「自分は小さい頃から徹頭徹尾、ある価値観を叩き込まれて生きてきた。それは不幸なことかもしれないが、どうしようもない」

「だから、不幸は受け入れる」

 そうして受け入れると、では、自分はどうしたらいいかということが見えてくる、ということなのです。

 不安の原因について、カレン・ホルナイは、「基本的葛藤(basic conflict)」と述べています。すでに述べましたが、人間には成長と退行の欲求が両方あります。自立と依存が両方あって、それが心の中で葛藤しているのです。

書影『不安をしずめる心理学』(加藤諦三、PHP研究所)『不安をしずめる心理学』(加藤諦三、PHP研究所)

 言い換えれば、人間には神の部分と悪魔の部分と両方あって、それが葛藤しているということです。もし神の部分だけだったら、あるいは悪魔の部分だけだったら、人間は苦労することもなかったはずです。ところが、人間は自分の中に神の部分と悪魔の部分の両方を持ってしまった。

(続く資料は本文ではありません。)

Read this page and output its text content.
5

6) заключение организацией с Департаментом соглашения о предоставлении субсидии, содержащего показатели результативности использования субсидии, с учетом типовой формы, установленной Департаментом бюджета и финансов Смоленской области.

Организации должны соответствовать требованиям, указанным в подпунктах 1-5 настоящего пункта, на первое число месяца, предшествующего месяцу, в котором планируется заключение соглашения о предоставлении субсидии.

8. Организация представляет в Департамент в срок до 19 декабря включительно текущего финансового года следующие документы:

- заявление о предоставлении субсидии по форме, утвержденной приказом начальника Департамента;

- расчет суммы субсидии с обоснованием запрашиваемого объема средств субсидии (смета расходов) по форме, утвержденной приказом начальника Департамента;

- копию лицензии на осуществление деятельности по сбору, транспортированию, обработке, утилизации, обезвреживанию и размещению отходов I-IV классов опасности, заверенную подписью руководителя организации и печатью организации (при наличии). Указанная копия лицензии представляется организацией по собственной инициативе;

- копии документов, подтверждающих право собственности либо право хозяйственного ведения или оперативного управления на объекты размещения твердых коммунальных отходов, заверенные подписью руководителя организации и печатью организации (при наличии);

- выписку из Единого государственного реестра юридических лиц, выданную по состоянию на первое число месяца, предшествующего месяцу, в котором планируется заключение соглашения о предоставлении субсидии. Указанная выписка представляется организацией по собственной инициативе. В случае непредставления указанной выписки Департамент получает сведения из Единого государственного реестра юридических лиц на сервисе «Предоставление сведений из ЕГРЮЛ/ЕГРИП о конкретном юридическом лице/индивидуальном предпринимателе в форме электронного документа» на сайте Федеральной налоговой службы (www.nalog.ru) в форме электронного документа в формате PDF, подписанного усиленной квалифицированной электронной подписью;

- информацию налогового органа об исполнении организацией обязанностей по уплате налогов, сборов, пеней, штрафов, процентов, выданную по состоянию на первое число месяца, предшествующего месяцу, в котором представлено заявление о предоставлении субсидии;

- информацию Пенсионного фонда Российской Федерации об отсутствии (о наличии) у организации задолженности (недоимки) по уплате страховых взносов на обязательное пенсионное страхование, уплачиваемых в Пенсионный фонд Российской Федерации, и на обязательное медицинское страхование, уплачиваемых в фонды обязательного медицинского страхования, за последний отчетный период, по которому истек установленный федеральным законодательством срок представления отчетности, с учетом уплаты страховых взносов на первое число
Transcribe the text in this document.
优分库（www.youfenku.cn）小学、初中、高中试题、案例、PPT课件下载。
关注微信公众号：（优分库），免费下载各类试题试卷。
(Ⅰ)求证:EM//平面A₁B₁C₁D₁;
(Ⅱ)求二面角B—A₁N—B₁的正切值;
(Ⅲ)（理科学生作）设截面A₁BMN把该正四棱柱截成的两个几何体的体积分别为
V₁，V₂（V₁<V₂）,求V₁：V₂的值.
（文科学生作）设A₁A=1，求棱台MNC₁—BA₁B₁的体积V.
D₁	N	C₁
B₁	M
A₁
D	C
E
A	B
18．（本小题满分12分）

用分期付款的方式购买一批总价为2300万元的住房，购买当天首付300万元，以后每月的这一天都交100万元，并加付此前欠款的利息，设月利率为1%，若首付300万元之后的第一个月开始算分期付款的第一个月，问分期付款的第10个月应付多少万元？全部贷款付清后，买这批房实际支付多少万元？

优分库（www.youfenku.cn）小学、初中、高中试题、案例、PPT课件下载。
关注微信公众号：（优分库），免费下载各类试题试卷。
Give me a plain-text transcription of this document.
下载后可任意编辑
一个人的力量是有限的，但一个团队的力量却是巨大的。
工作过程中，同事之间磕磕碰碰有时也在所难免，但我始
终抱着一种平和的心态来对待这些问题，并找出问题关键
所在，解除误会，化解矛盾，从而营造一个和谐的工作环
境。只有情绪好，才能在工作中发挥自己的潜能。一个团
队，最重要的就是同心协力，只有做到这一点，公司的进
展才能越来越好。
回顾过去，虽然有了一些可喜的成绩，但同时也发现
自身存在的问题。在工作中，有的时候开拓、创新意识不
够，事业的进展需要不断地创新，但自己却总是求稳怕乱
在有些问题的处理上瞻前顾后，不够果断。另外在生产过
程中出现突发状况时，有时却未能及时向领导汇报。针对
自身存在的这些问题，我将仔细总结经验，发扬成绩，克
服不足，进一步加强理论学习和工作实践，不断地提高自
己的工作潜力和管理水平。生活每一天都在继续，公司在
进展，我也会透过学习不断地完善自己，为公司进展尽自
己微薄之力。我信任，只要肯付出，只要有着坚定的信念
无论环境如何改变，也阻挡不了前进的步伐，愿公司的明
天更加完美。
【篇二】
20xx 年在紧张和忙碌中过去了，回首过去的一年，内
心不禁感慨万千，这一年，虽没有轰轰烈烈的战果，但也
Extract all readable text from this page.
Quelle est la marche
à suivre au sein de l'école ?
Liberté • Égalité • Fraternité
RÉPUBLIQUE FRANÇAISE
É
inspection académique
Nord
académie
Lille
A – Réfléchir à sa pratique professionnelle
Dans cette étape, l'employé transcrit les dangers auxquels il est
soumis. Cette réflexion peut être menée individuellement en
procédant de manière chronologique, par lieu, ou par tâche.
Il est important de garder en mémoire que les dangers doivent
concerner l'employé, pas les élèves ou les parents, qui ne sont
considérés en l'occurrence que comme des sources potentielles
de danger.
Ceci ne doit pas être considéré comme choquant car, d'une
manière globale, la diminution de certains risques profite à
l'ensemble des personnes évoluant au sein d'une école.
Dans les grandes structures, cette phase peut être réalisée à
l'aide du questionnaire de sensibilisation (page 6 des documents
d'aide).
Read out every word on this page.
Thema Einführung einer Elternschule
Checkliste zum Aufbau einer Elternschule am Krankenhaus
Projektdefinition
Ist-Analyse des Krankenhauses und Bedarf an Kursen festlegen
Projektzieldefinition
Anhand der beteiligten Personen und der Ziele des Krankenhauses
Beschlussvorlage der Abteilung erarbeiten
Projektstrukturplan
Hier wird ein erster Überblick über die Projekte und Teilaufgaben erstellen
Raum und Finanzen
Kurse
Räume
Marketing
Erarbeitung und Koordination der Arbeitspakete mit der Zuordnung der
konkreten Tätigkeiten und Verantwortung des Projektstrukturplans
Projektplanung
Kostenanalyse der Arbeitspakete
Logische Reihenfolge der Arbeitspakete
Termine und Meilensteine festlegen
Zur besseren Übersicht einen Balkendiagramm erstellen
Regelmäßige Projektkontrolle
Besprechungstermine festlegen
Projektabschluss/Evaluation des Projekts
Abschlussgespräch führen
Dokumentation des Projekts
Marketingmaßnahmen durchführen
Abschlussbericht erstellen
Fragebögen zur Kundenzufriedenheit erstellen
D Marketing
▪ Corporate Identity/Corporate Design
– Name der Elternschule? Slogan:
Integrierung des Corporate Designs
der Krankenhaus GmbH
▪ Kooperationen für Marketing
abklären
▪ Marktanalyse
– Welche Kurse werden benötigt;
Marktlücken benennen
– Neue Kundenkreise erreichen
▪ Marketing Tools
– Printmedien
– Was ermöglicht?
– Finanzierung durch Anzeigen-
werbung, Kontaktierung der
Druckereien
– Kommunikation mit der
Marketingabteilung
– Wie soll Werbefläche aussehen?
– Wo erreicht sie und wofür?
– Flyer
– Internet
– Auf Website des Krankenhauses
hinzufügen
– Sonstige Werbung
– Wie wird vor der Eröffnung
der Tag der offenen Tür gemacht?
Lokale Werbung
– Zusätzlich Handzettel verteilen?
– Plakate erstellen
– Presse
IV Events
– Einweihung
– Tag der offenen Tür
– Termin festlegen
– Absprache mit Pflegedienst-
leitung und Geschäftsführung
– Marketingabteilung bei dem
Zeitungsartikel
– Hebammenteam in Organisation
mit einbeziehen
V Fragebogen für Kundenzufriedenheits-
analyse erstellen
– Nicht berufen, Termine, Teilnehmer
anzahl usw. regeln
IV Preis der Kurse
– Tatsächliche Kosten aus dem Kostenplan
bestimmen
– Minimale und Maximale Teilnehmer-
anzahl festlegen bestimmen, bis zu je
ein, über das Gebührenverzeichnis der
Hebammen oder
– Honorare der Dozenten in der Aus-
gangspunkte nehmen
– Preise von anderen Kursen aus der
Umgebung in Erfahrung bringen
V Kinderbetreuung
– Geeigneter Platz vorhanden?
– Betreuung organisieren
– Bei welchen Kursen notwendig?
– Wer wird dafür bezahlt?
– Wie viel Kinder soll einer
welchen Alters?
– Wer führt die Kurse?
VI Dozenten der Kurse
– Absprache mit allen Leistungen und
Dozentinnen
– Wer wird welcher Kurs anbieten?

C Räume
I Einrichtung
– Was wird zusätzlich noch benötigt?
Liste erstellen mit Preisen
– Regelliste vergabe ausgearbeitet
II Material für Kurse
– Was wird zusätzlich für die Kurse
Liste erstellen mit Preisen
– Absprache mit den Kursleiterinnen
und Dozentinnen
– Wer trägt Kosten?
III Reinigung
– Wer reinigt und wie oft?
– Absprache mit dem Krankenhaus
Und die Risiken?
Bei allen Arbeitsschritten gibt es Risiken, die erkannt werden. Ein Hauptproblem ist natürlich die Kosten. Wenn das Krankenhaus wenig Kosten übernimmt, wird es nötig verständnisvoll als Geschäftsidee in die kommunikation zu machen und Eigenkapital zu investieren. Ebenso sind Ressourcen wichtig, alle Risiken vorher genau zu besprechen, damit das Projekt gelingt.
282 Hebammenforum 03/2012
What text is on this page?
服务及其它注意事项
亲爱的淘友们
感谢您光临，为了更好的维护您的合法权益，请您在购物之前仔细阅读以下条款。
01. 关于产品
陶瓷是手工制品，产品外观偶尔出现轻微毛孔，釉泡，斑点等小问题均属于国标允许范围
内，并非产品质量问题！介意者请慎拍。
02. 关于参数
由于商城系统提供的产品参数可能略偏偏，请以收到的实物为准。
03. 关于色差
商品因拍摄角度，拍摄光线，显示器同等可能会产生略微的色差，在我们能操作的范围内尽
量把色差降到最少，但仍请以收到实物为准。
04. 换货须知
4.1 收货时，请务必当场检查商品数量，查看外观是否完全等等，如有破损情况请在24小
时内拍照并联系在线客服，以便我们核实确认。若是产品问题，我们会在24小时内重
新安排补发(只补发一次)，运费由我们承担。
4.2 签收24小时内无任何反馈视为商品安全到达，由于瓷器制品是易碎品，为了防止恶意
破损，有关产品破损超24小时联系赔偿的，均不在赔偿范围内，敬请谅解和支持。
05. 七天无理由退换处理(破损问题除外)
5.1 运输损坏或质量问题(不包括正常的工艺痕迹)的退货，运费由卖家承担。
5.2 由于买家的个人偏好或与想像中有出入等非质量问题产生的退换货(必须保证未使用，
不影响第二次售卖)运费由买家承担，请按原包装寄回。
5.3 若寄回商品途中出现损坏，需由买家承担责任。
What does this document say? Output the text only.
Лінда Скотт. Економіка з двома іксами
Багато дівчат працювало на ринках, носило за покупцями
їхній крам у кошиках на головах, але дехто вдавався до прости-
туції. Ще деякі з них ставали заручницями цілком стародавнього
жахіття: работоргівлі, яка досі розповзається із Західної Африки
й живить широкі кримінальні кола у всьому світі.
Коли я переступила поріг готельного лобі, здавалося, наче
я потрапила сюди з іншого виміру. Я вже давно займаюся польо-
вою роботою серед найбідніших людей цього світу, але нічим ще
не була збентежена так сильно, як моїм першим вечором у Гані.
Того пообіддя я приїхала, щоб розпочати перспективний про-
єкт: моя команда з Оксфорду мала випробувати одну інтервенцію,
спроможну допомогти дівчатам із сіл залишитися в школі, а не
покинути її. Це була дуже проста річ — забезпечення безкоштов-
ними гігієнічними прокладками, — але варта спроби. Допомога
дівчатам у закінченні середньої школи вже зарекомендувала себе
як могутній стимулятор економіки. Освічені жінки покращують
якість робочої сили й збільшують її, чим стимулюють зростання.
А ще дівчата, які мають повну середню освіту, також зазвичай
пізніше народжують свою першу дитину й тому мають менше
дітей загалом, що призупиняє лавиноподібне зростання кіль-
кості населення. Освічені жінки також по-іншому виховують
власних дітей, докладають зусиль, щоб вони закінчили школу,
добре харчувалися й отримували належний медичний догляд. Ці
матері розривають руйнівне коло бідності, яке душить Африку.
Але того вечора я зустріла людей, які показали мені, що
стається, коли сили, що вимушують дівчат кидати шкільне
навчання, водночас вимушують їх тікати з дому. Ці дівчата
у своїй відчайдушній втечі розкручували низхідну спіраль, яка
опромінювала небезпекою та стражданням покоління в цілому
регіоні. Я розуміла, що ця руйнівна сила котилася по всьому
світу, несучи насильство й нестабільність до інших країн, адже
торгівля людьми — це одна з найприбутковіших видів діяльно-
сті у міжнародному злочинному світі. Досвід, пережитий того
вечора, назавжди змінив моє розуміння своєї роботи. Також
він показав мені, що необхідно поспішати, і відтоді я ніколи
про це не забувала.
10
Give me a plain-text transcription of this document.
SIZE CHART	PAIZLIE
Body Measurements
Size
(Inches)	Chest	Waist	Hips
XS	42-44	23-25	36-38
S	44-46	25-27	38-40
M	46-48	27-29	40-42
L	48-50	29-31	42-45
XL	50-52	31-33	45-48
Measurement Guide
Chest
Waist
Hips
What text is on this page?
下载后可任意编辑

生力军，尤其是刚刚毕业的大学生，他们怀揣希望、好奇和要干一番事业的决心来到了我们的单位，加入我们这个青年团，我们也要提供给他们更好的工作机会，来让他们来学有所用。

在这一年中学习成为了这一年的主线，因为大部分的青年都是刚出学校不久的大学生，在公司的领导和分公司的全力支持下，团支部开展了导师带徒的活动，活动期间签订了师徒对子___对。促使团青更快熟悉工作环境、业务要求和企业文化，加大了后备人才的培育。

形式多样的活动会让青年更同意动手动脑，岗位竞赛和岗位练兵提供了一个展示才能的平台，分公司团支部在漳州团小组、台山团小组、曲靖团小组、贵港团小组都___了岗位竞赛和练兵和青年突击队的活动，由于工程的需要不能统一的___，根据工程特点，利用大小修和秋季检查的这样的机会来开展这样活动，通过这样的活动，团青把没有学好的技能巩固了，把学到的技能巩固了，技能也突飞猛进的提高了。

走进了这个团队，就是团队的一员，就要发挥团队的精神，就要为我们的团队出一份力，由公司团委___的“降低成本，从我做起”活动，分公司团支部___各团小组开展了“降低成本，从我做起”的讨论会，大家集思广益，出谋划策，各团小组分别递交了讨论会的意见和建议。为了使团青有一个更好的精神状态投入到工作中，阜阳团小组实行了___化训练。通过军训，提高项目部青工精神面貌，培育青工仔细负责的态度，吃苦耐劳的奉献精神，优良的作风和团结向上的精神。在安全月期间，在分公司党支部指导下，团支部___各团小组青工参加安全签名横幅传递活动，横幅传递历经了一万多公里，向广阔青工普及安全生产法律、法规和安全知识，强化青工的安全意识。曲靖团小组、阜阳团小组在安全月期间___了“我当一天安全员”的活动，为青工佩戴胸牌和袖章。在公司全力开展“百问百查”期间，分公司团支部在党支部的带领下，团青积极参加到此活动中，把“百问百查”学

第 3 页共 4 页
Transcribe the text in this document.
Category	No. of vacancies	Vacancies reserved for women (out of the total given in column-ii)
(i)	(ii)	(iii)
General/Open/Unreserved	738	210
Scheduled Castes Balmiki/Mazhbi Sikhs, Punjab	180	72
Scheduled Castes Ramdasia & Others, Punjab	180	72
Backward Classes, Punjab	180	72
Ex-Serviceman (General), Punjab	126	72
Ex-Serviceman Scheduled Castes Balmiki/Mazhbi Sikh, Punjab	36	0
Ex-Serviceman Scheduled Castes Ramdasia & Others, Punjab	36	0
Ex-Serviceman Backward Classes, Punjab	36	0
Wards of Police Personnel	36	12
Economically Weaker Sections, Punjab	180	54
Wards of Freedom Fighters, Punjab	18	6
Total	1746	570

 繰り返しますが、基本的に我々は葛藤を持っている。成長の欲求と退行の欲求、自立の欲求と依存の欲求というように、正反対の欲求を自分の中に持っているのです。

 この問題を容易に解決できるなら、そもそも不安な人はいません。先ほども述べたような意識と無意識の乖離はなく、人格は統合されているはずです。

 ところが、これが統合されていないのが「基本的葛藤」です。さらにフロムは「unsolvable conflict」とまで言っています。「解決できないほどの葛藤」があると言うのです。本人も意識していない隠された敵意です。

 これを解決しない限り、人とは心でつながらない、心で触れ合って結びつくことができないのです。